Eu só queria um relacionamento, mas não sabia que para tê-lo precisava primeiro ter a mim mesma por inteira e aceitar tudo o que acreditava ser defeito, me vulnerabilizar e viver sem medo.
Sem medo da rejeição;
sem medo de ser a imperfeição;
sem medo de sentir, de doer e de, talvez, também ferir.

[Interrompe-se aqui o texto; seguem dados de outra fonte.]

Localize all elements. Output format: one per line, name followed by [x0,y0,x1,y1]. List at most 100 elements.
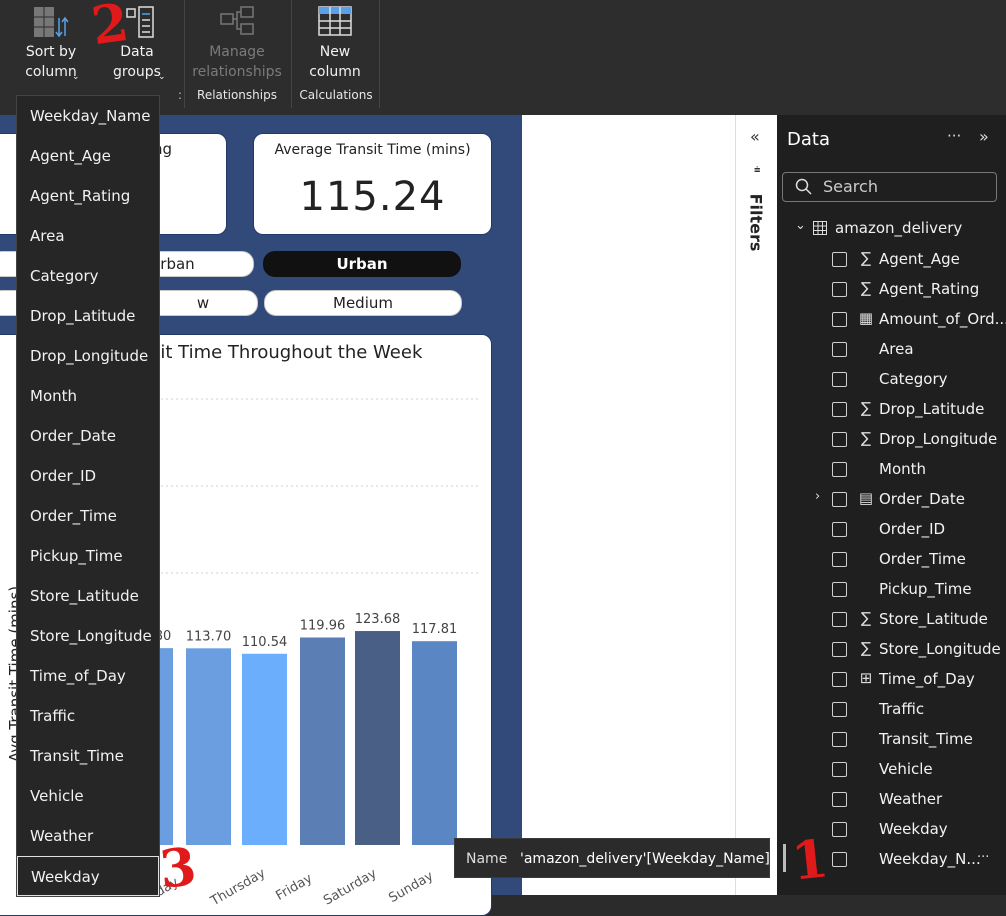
field-row[interactable]: ∑ Store_Longitude [777,635,1006,665]
field-checkbox[interactable] [832,522,847,537]
menu-item[interactable]: Time_of_Day [17,656,159,696]
field-checkbox[interactable] [832,642,847,657]
field-row[interactable]: Order_Time [777,545,1006,575]
field-checkbox[interactable] [832,852,847,867]
field-row[interactable]: ∑ Agent_Age [777,245,1006,275]
menu-item[interactable]: Store_Longitude [17,616,159,656]
sigma-icon: ∑ [860,609,872,627]
selection-marker [783,844,786,872]
menu-item[interactable]: Agent_Rating [17,176,159,216]
menu-item[interactable]: Category [17,256,159,296]
field-checkbox[interactable] [832,552,847,567]
menu-item[interactable]: Order_ID [17,456,159,496]
field-row[interactable]: Vehicle [777,755,1006,785]
field-row[interactable]: ∑ Drop_Longitude [777,425,1006,455]
x-tick-label: Sunday [386,869,436,906]
menu-item[interactable]: Drop_Latitude [17,296,159,336]
search-box[interactable]: Search [782,172,997,202]
field-checkbox[interactable] [832,462,847,477]
field-row[interactable]: Traffic [777,695,1006,725]
field-checkbox[interactable] [832,792,847,807]
field-row[interactable]: Transit_Time [777,725,1006,755]
new-column-button[interactable]: New column [298,4,372,82]
bar [242,653,287,845]
filter-icon: ⩧ [754,163,761,176]
manage-relationships-button[interactable]: Manage relationships [188,4,286,82]
chevron-down-icon: ⌄ [158,72,166,82]
menu-item[interactable]: Weekday_Name [17,96,159,136]
menu-item[interactable]: Order_Date [17,416,159,456]
field-name: Order_Time [879,550,966,568]
menu-item[interactable]: Weekday [17,856,159,896]
field-row[interactable]: ∑ Drop_Latitude [777,395,1006,425]
menu-item[interactable]: Agent_Age [17,136,159,176]
menu-item[interactable]: Area [17,216,159,256]
field-row[interactable]: Pickup_Time [777,575,1006,605]
field-name: Weekday [879,820,948,838]
menu-item[interactable]: Pickup_Time [17,536,159,576]
field-checkbox[interactable] [832,342,847,357]
menu-item[interactable]: Transit_Time [17,736,159,776]
tooltip-value: 'amazon_delivery'[Weekday_Name] [520,851,770,867]
field-checkbox[interactable] [832,612,847,627]
filters-pane[interactable]: « ⩧ Filters [735,115,778,895]
field-checkbox[interactable] [832,762,847,777]
field-more-options-icon[interactable]: ··· [977,850,989,865]
sort-by-column-button[interactable]: Sort by column ⌄ [14,4,88,82]
field-checkbox[interactable] [832,822,847,837]
field-row[interactable]: ▤ Order_Date [777,485,1006,515]
group-relationships-label: Relationships [197,88,277,102]
menu-item[interactable]: Order_Time [17,496,159,536]
field-checkbox[interactable] [832,732,847,747]
field-checkbox[interactable] [832,372,847,387]
field-row[interactable]: ∑ Agent_Rating [777,275,1006,305]
field-row[interactable]: Month [777,455,1006,485]
field-checkbox[interactable] [832,312,847,327]
annotation-1: 1 [788,828,832,893]
more-options-icon[interactable]: ··· [947,127,961,145]
field-name: Store_Latitude [879,610,988,628]
field-checkbox[interactable] [832,702,847,717]
menu-item[interactable]: Store_Latitude [17,576,159,616]
field-name: Agent_Rating [879,280,980,298]
field-row[interactable]: ▦ Amount_of_Ord... [777,305,1006,335]
calc-column-icon: ⊞ [859,669,873,687]
field-checkbox[interactable] [832,672,847,687]
menu-item[interactable]: Drop_Longitude [17,336,159,376]
avg-transit-card[interactable]: Average Transit Time (mins) 115.24 [253,133,492,235]
bar [412,641,457,845]
sigma-icon: ∑ [860,399,872,417]
field-checkbox[interactable] [832,492,847,507]
table-node[interactable]: ⌄ amazon_delivery [777,218,1006,242]
x-tick-label: Saturday [321,866,379,908]
collapse-right-icon[interactable]: » [979,127,989,146]
field-name: Weekday_N... [879,850,981,868]
chevron-down-icon[interactable]: ⌄ [795,218,806,233]
collapse-left-icon[interactable]: « [750,127,760,146]
x-tick-label: Friday [273,871,315,904]
field-name: Month [879,460,927,478]
group-calculations-label: Calculations [299,88,373,102]
slicer-medium[interactable]: Medium [264,290,462,316]
table-icon [813,221,827,235]
field-row[interactable]: ∑ Store_Latitude [777,605,1006,635]
bar-value-label: 117.81 [412,622,458,637]
field-name: Amount_of_Ord... [879,310,1006,328]
field-checkbox[interactable] [832,282,847,297]
menu-item[interactable]: Vehicle [17,776,159,816]
menu-item[interactable]: Month [17,376,159,416]
field-row[interactable]: Weather [777,785,1006,815]
field-checkbox[interactable] [832,432,847,447]
chevron-right-icon[interactable]: › [815,489,820,504]
menu-item[interactable]: Weather [17,816,159,856]
bar-value-label: 110.54 [242,635,288,650]
field-row[interactable]: Area [777,335,1006,365]
field-row[interactable]: Category [777,365,1006,395]
field-checkbox[interactable] [832,402,847,417]
slicer-urban-selected[interactable]: Urban [263,251,461,277]
field-checkbox[interactable] [832,252,847,267]
field-row[interactable]: Order_ID [777,515,1006,545]
field-checkbox[interactable] [832,582,847,597]
field-row[interactable]: ⊞ Time_of_Day [777,665,1006,695]
menu-item[interactable]: Traffic [17,696,159,736]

Eu apenas queria não estar só, mas a solidão se tornou a minha companhia;
tudo isso apenas porque eu tinha medo de ser ferida;
porque na inconsciência de minhas memórias de tantas realidades vividas, acreditei que amar doeria;
quando, na verdade, o amor cura, liberta e desperta o maior poder, a felicidade plena de apenas Ser.
O melhor lugar do mundo é onde a paz reina, a mente cala, o corpo relaxa;
o lugar onde tudo se encaixa, onde tudo é sentido sem ser extasiado ou sofrido, apenas sendo o que se é.
O melhor lugar do mundo é aquele em que a luz e a sombra dançam uma valsa fluida, onde há vida e a vida pode ser vivida;
o melhor lugar do mundo é onde o amor te chama, te abraça, te acolhe, mesmo que alguns espinhos possam te furar;
pois o melhor lugar do mundo é aquele que o amor reina quando ao se olhar no espelho não mais medo de si mesmo estar;
e sim saber que em si mesmo, em todas as suas partes, são as paredes da casa que constroem o seu lar e o torna o melhor lugar do mundo para se estar, permanecer e explorar.